Echo

Briefmarke zu «100 Jahre ASO»

Die ASO kommt zu besonderen Ehren: Anlässlich des 100. Jubiläums der Organisation veröffentlicht die Schweizerische Post im April eine Briefmarke. Gestaltet wurde die Ein-Franken-Marke vom Berner Künstler Tom Künzli.

Weniger Ausländer kommen, mehr gehen

2015 haben mehr Ausländer die Schweiz verlassen als im Jahr zuvor, und es sind weniger Ausländer eingewandert. Laut Bundesamt für Statistik ist es bereits das zweite Jahr in Folge, in der sich diese Tendenz zeigt. Die Nettozahl von 71 495 Zuwanderern liegt 9,4 Prozent unter dem Wert von 2014. Insgesamt zogen 150 459 Ausländerinnen und Ausländer in die Schweiz, 1,1 Prozent weniger als im Vorjahr. Um 6,1 Prozent gestiegen ist die Zahl der Auswanderer: 73 444 Ausländerinnen und Ausländer drehten im vergangenen Jahr der Schweiz den Rücken. 1 993 916 Ausländerinnen und Ausländer lebten Ende 2015 in der Schweiz, 68 Prozent von ihnen stammten aus EU/EFTA-Staaten. An der Spitze steht Italien mit 313 725 Personen, gefolgt von Deutschland mit 301 548 und Portugal mit 268 067.

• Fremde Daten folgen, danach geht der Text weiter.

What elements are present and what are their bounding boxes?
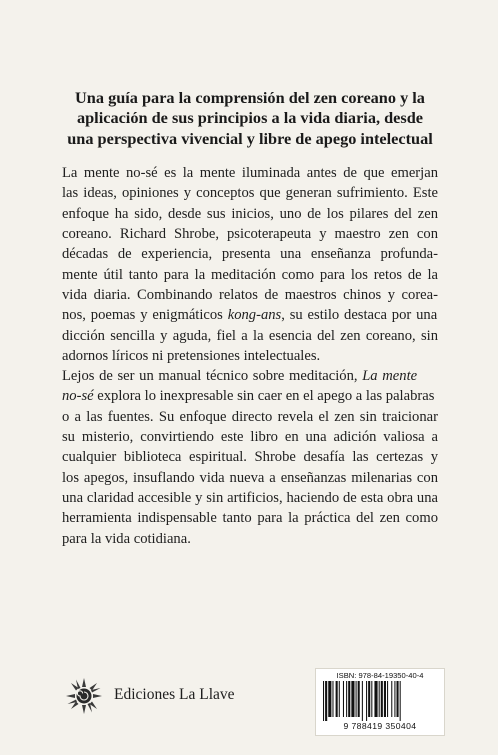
text-line: La mente no-sé es la mente iluminada antes de que emerjan xyxy=(62,165,438,181)
cover-heading xyxy=(60,88,440,149)
barcode-bar xyxy=(339,681,340,717)
text-line: vida diaria. Combinando relatos de maestros chinos y corea- xyxy=(62,287,438,304)
text-line: para la vida cotidiana. xyxy=(62,530,191,547)
italic-title: La mente xyxy=(362,368,418,384)
barcode-digits: 9 788419 350404 xyxy=(343,721,417,731)
text-line: dicción sencilla y aguda, fiel a la esencia del zen coreano, sin xyxy=(62,327,438,344)
sun-spiral-logo-icon xyxy=(64,676,104,716)
barcode-bar xyxy=(374,681,377,717)
barcode-bar xyxy=(336,681,338,717)
text-line xyxy=(62,305,438,325)
barcode-bar xyxy=(325,681,327,721)
barcode-bar xyxy=(379,681,380,717)
barcode-bar xyxy=(346,681,347,717)
barcode-bar xyxy=(384,681,386,717)
text-segment: nos, poemas y enigmáticos xyxy=(62,307,228,324)
italic-title: no-sé xyxy=(62,388,94,405)
text-line: su misterio, convirtiendo este libro en una adición valiosa a xyxy=(62,429,438,446)
barcode-bar xyxy=(387,681,388,717)
isbn-barcode-block xyxy=(315,668,445,736)
text-line: enfoque ha sido, desde sus inicios, uno de los pilares del zen xyxy=(62,205,438,222)
text-line: las ideas, opiniones y conceptos que generan sufrimiento. Este xyxy=(62,185,438,202)
text-line xyxy=(62,386,438,406)
barcode-bar xyxy=(381,681,383,717)
barcode-bar xyxy=(362,681,363,721)
italic-term: kong-ans xyxy=(227,307,282,324)
heading-line: aplicación de sus principios a la vida diaria, desde xyxy=(76,108,424,128)
text-line: mente útil tanto para la meditación como para los retos de la xyxy=(62,266,438,283)
barcode-bar xyxy=(351,681,354,717)
heading-line: una perspectiva vivencial y libre de apego intelectual xyxy=(67,128,433,148)
publisher-name: Ediciones La Llave xyxy=(114,686,235,703)
barcode-bar xyxy=(323,681,324,721)
text-line: o a las fuentes. Su enfoque directo revela el zen sin traicionar xyxy=(62,408,438,425)
text-line: adornos líricos ni pretensiones intelectuales. xyxy=(62,348,321,365)
barcode-bar xyxy=(391,681,392,717)
isbn-label: ISBN: 978-84-19350-40-4 xyxy=(336,671,424,680)
barcode-bar xyxy=(343,681,344,717)
barcode-bar xyxy=(356,681,357,717)
barcode-bar xyxy=(394,681,395,717)
text-line: coreano. Richard Shrobe, psicoterapeuta y maestro zen con xyxy=(62,226,438,243)
text-line: cualquier biblioteca espiritual. Shrobe desafía las certezas y xyxy=(62,449,438,466)
text-line: décadas de experiencia, presenta una enseñanza profunda- xyxy=(62,246,438,263)
barcode-bar xyxy=(368,681,370,717)
barcode-bar xyxy=(366,681,367,721)
barcode-bar xyxy=(358,681,360,717)
barcode-bar xyxy=(348,681,350,717)
text-segment: Lejos de ser un manual técnico sobre meditación, xyxy=(62,368,363,384)
text-segment: explora lo inexpresable sin caer en el apego a las palabras xyxy=(93,388,435,405)
barcode-bar xyxy=(397,681,399,717)
barcode-icon xyxy=(321,681,439,721)
barcode-bar xyxy=(400,681,401,721)
barcode-bar xyxy=(371,681,372,717)
heading-line: Una guía para la comprensión del zen coreano y la xyxy=(75,88,425,107)
barcode-bar xyxy=(328,681,331,717)
text-line: una claridad accesible y sin artificios, haciendo de esta obra una xyxy=(62,490,438,507)
text-line: los apegos, insuflando vida nueva a enseñanzas milenarias con xyxy=(62,469,438,486)
description-paragraph-1 xyxy=(62,163,438,366)
description-paragraph-2 xyxy=(62,366,438,549)
text-line xyxy=(62,366,438,386)
text-line: herramienta indispensable tanto para la práctica del zen como xyxy=(62,510,438,527)
text-segment: , su estilo destaca por una xyxy=(281,307,438,324)
barcode-bar xyxy=(332,681,333,717)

Einbürgerungen nehmen wieder zu

Die Zahl der Ausländerinnen und Ausländer, die sich in der Schweiz einbürgern liessen, ist zwischen 2006 und 2014 stetig gesunken – von 45 700 auf 32 800. 2015 hat sich der Trend geändert: Die Zahl der eingebürgerten Personen lag bei 40 600. Die Trendwende der jüngsten Vergangenheit ist laut Experten auf Volksinitiativen wie die Masseneinwanderungs- und die Durchsetzungsinitiative zurückzuführen, die bei ausländischen Bürgern ein Klima der Unsicherheit schaffen würden.

Korrigendum

In der «Schweizer Revue» von Februar ist uns in der deutschen Ausgabe ein Fehler unterlaufen: Beim Schwerpunktthema auf Seite 9 heisst es «Integration ist ein einseitiger Prozess». Dies ist falsch, es müsste heissen, «Integration ist NIE ein einseitiger Prozess».